The Kahal Kadosh Yavanim synagogue reopened this week. Credit: amna.gr
The Kahal Kadosh Yavanim synagogue, located in Trikala, Greece, reopened this week – after being closed for nearly eight decades.
Members of Jewish communities from around the world participated in its reopening. The repairs were carried out with funding from the German government, the Central Board of Jewish Communities in Greece and national and national and international donors.

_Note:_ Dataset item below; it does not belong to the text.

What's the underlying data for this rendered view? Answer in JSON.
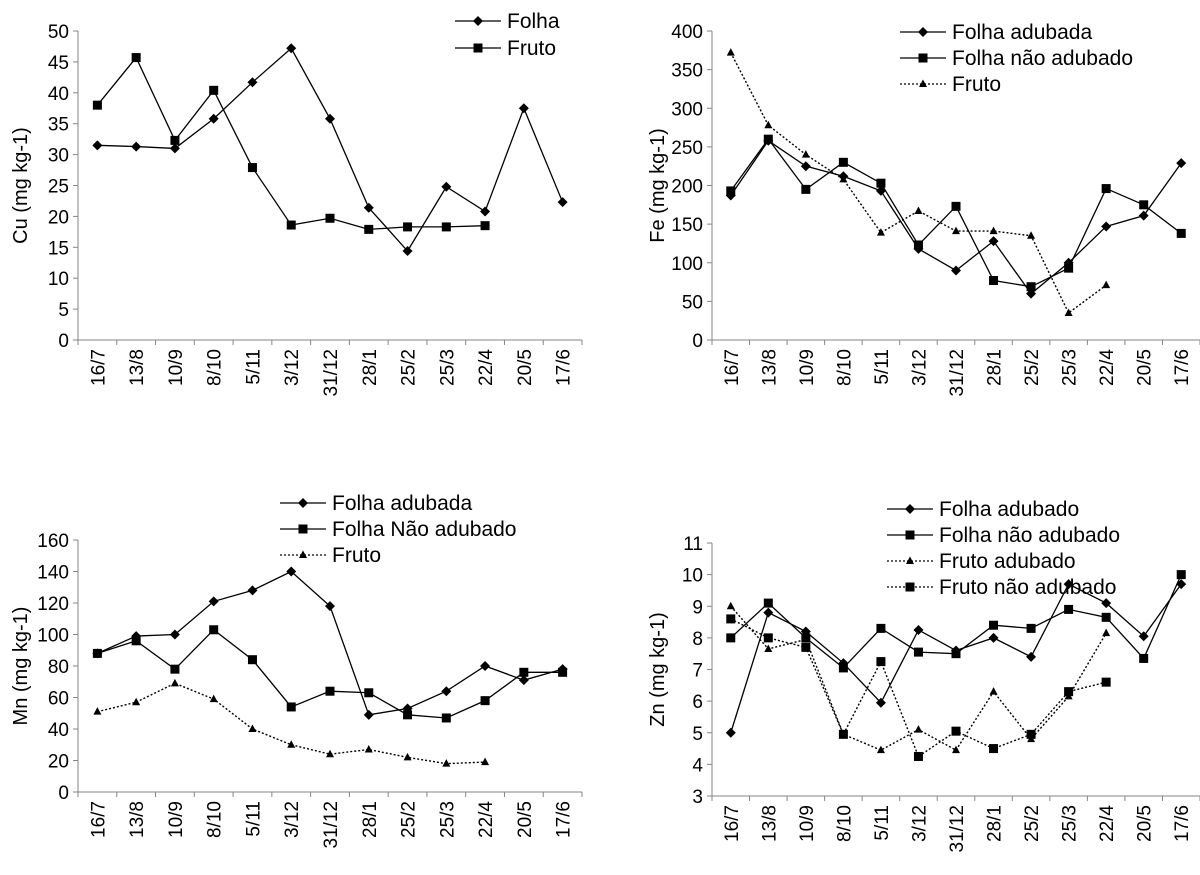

Noam Katz, Israel's ambassador to Greece, attended the event and made an emotional statement on his Twitter: “At the event I said: Since the destruction of the Second Temple in Jerusalem, the synagogues have served as the centers of Jewish life. In Trikala, it symbolizes the glorious presence and history of the Jewish people in Greece for many hundreds of years in Greece. Let us wish and pray all together that this synagogue will be a place to remember and cherish the history of the community... And more than that, a home for a rich and thriving community and jewish life here in Trikala, now days and in the future.”
The Kahal Kadosh Yavanim synagogue. Credit: Central Board of Jewish Communities in Greece
It is estimated that in the period before the Second World War, the city of Trikala had about 500 Jews. As early as 1967, the city had 100 Jews, and by the end of the 20th century, only 40. It is believed that 87% of Greek Jews were killed in World War II.